Konflikt u Astera zasadza się jednak nie tylko na zderzeniu kulturowym, choć jest ono najbardziej wyeksponowane, bo użyte jako środek straszący. Lęk przed nieodkrytym i niezrozumiałym, tym, czego nie da się przyłożyć do szablonu, z którego wycięto współczesną cywilizację jest przecież u nas niemalże inherentny. I dlatego szok, jakiego doznają amerykańscy studenci po raz pierwszy stykając się z prawdziwym koszmarem, próbują sobie tłumaczyć... różnicami kulturowymi.
Przerażenie rodzi tutaj dezorientacja, podkręcona dietą z ziołowych herbatek. Ten halucynacyjny charakter snutej opowieści wyrażają nie tylko wybory formalne – rozmycie obrazu czy przejścia do perspektywy pierwszoosobowej – ale i gatunkowe przeskoki, od bezkompromisowego, krwawego horroru do wtrętów rodem z nastoletniej komedii i dramatu związanego z kryzysem związku uczuciowego. Ten ostatni aspekt to zresztą motor napędowy charakterologicznej wojny toczącej się pomiędzy poszczególnymi bohaterami filmu.
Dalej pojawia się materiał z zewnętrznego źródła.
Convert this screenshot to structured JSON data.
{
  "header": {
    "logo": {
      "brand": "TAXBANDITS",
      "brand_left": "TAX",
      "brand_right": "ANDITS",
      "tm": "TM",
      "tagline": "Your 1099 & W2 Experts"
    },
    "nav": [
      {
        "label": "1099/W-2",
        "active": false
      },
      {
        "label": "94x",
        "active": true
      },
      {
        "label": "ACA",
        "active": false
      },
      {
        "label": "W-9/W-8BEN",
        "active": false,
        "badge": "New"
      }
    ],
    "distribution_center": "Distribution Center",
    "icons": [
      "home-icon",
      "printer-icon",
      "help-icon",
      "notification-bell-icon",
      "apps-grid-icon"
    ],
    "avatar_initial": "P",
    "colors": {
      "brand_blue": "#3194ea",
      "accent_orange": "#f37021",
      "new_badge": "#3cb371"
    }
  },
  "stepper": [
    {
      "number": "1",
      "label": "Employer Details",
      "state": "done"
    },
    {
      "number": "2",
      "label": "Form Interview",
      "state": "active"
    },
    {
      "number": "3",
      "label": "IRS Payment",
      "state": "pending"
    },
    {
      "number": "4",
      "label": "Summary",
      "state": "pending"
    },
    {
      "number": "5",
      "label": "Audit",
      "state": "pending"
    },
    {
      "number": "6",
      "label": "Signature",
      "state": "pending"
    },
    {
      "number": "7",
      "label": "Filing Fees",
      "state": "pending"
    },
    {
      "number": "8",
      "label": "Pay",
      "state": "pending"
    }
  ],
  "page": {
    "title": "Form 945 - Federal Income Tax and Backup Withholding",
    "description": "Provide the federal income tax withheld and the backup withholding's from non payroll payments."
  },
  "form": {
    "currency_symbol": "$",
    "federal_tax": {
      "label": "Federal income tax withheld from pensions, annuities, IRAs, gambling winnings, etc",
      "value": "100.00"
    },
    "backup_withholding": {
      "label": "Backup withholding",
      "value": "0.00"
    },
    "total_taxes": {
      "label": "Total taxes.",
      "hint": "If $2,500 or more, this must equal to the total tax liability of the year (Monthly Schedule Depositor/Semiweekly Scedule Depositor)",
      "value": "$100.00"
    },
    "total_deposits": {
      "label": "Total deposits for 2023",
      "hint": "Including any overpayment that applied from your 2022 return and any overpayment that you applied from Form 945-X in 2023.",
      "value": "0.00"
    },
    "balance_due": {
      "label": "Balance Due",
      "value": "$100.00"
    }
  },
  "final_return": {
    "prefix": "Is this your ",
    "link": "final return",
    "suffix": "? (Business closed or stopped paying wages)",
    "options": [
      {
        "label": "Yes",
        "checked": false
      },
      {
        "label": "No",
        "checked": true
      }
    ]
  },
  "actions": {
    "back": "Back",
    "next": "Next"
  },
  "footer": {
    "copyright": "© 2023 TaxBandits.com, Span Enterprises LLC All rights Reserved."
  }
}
Aster, choć posługuje się obfitymi cytatami z kina grozy, tak z "Kultu", brytyjskiego klasyka horroru ludowego, jak i, dość eksplicytnie, z "Teksańskiej masakry piłą mechaniczną", ucieka przez pułapką "fajności". Wykazuje nieprzeciętne zrozumienie konceptu, który pojmują nieliczni dzisiaj twórcy gatunku, iż u jego podstawy leży niepokój. Udaje mu się chwilami pogubić oglądającego tak, jak pogubieni są Dani i reszta. Sporo dzieje się tu także poza obrazem, w warstwie werbalnej. Słyszany z oddali krzyk, za którym doskonale wiemy, co się kryje, to subtelniejszy przykład.
Aster pomyślał "Midsommar" jako swojego rodzaju kompozycję angażującą zmysły. I choć zdarza mu się niekiedy zagrać fałszywą nutę, cały ten utwór wybrzmiewa i pachnie nie jak ostatni dzień wakacji, nie jak deszcz na betonie. Ma mdlący smród gumowej podeszwy odlepianej z trudem od asfaltu, który topi się od lejącego się z nieba żaru. A po chwili orientujemy się, że to nasz but.